Notre 4L eut une fin moins glorieuse. Au terme de ses 220 000 kilomètres on constata que le moteur toussait beaucoup et renâclait à déplacer l'ensemble au-delà de 80 à l'heure. Le garagiste me déconseilla de refaire la mécanique, s'agissant d'une technologie obsolète admettant seulement l'essence au plomb. L'essence verte moins polluante avait fait son apparition et représentait l'avenir. Nous étions en l'an 2000. La Renault fut donc remplacée par une petite voiture de caractère voisin : une Fiat Panda. J'allai la chercher chez le concessionnaire en même temps que je lui amenai la 4L, promise à la casse. Ce jour-là mes deux filles tinrent à se faire photographier devant la "condamnée". Cette dernière arborait une malle arrière de plus en plus encombrée d'autocollants. Et me voici photographiant mes demoiselles devant l'arrière de l'auto, en arrière de l'avant, et même sur le toit (!) pareilles à des rallyewomen !...
Avec la petite Renault se termine ce tour d'horizon des autos qui m'ont accompagné dans mon existence et m'ont marqué à plus d'un titre. Les autres, je n'en parlerai pas, reléguées dans la banalité ou l'oubli. J'appartiens à cette jeunesse d'après-guerre qui s'est passionnée pour l'automobile, laquelle était un symbole de liberté, de beauté, de performance et d'ingéniosité. L'image d'une route, cela faisait aussitôt penser aux vacances, aux voyages et ces évocations n'étaient pas exemptes de poésie.
Aujourd'hui le pragmatisme m'a gagné en ce domaine à l'encontre je crois de bien des gens. L'auto ne me fait plus fantasmer. Elle demeure pour moi avant tout un outil très pratique, un moyen de transport pour personnes et bagages. C'est tout. De plus d'autres considérations, telles que les encombrements des villes, la pollution, les excès meurtriers de vitesse ont pris une ampleur inquiétante depuis deux ou trois décennies. J'en arrive à conclure que l'heureuse démocratisation de l'auto fait aussi apparaître l'envers de l'avantage : nous ne savons plus nous en passer et nous l'utilisons mal, sans limite raisonnable. Elle est devenue au fil des âges un bijou stupidement gadgétisé, parfois plus confortable que le domicile de son propriétaire. Dans ces cocons moquettés, enluminés, automatisés, aseptisés, climatisés qui nous transportent et auxquels ressemblent si mal les autos que j'ai aimées, nous avons oublié le contact avec ceux et ce qui nous entoure(nt). Les voyages ont perdu ce petit sel de l'aventure.

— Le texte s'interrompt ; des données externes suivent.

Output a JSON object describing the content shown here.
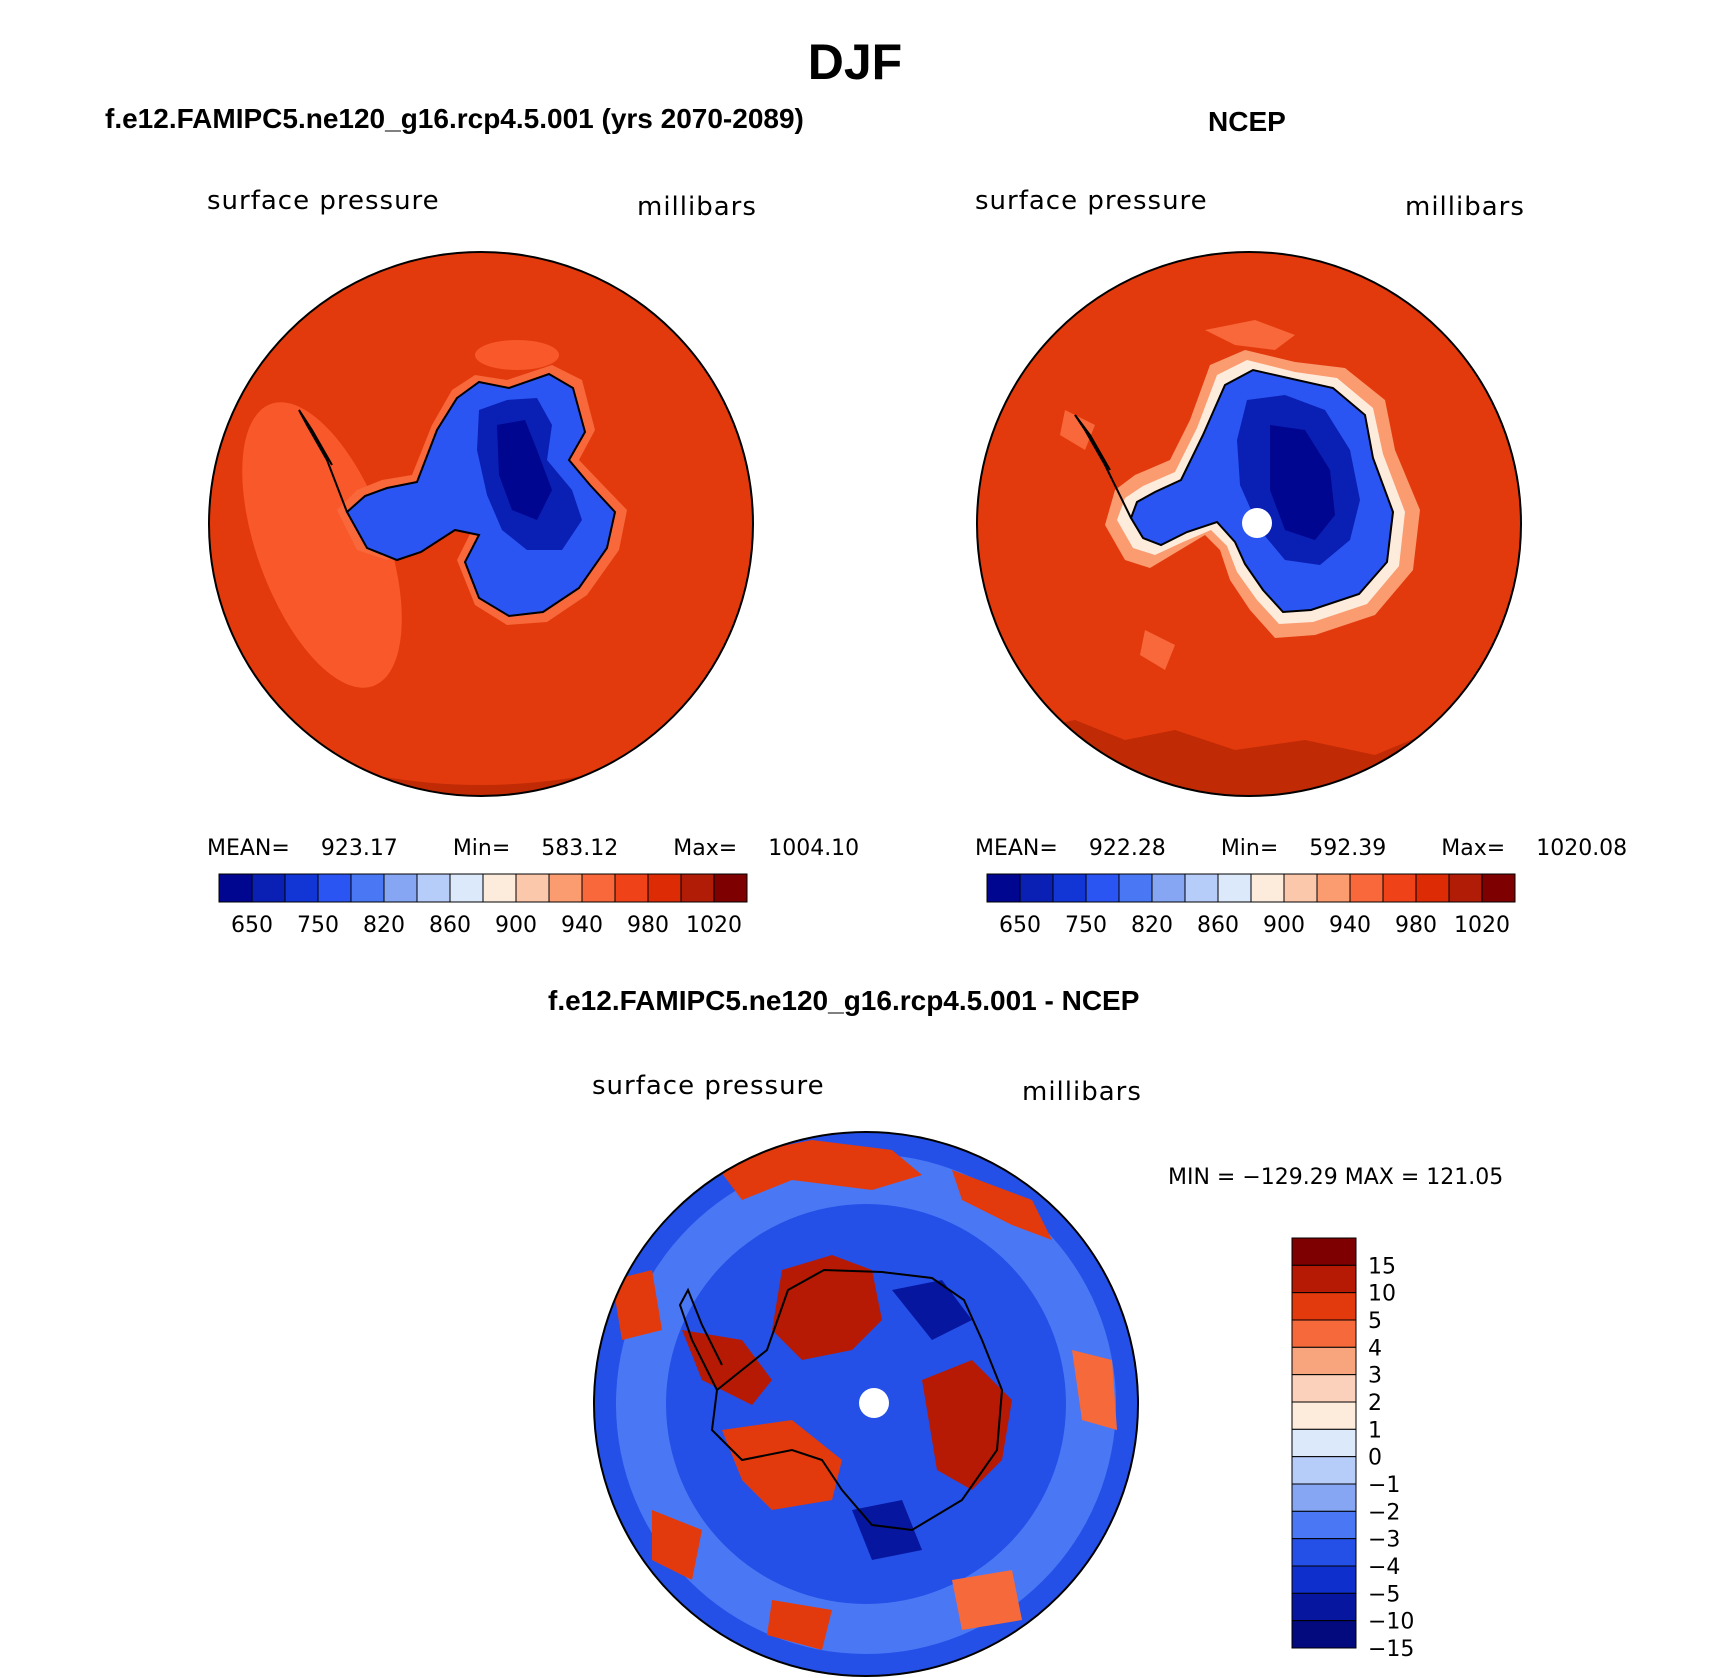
{
  "page": {
    "season": "DJF"
  },
  "panels": [
    {
      "title": "f.e12.FAMIPC5.ne120_g16.rcp4.5.001 (yrs 2070-2089)",
      "variable": "surface pressure",
      "units": "millibars",
      "stats": {
        "mean_label": "MEAN=",
        "mean": "923.17",
        "min_label": "Min=",
        "min": "583.12",
        "max_label": "Max=",
        "max": "1004.10"
      }
    },
    {
      "title": "NCEP",
      "variable": "surface pressure",
      "units": "millibars",
      "stats": {
        "mean_label": "MEAN=",
        "mean": "922.28",
        "min_label": "Min=",
        "min": "592.39",
        "max_label": "Max=",
        "max": "1020.08"
      }
    }
  ],
  "diff_panel": {
    "title": "f.e12.FAMIPC5.ne120_g16.rcp4.5.001 - NCEP",
    "variable": "surface pressure",
    "units": "millibars",
    "minmax_text": "MIN = −129.29 MAX = 121.05"
  },
  "colorbar_pressure": {
    "colors": [
      "#00068f",
      "#0a1fb3",
      "#1236d6",
      "#2a55f2",
      "#4a78f5",
      "#86a6f4",
      "#b6cdfa",
      "#dbe9fb",
      "#fdecdc",
      "#fcc8ab",
      "#fb9b70",
      "#f8683a",
      "#ef4218",
      "#dc2b05",
      "#b01c05",
      "#7e0000"
    ],
    "tick_labels": [
      "650",
      "750",
      "820",
      "860",
      "900",
      "940",
      "980",
      "1020"
    ]
  },
  "colorbar_diff": {
    "colors": [
      "#7e0000",
      "#b61a04",
      "#e23a0d",
      "#f6693a",
      "#f8a57d",
      "#fbd1bc",
      "#fdecdc",
      "#dbe9fb",
      "#b6cdfa",
      "#86a6f4",
      "#4a78f5",
      "#2450e8",
      "#0f2fcc",
      "#06169f",
      "#020a7e"
    ],
    "tick_labels": [
      "15",
      "10",
      "5",
      "4",
      "3",
      "2",
      "1",
      "0",
      "−1",
      "−2",
      "−3",
      "−4",
      "−5",
      "−10",
      "−15"
    ]
  }
}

L'automobile ne peut pas disparaître mais il nous faudra la repenser. L'on ne pourra pas élargir à l'infini les couloirs des autoroutes ni raser les constructions de nos cités pour laisser circuler les véhicules omniprésents. Un nouvel âge commence pour l'automobile, basé davantage sur la philosophie de son usage que sur la prouesse technique.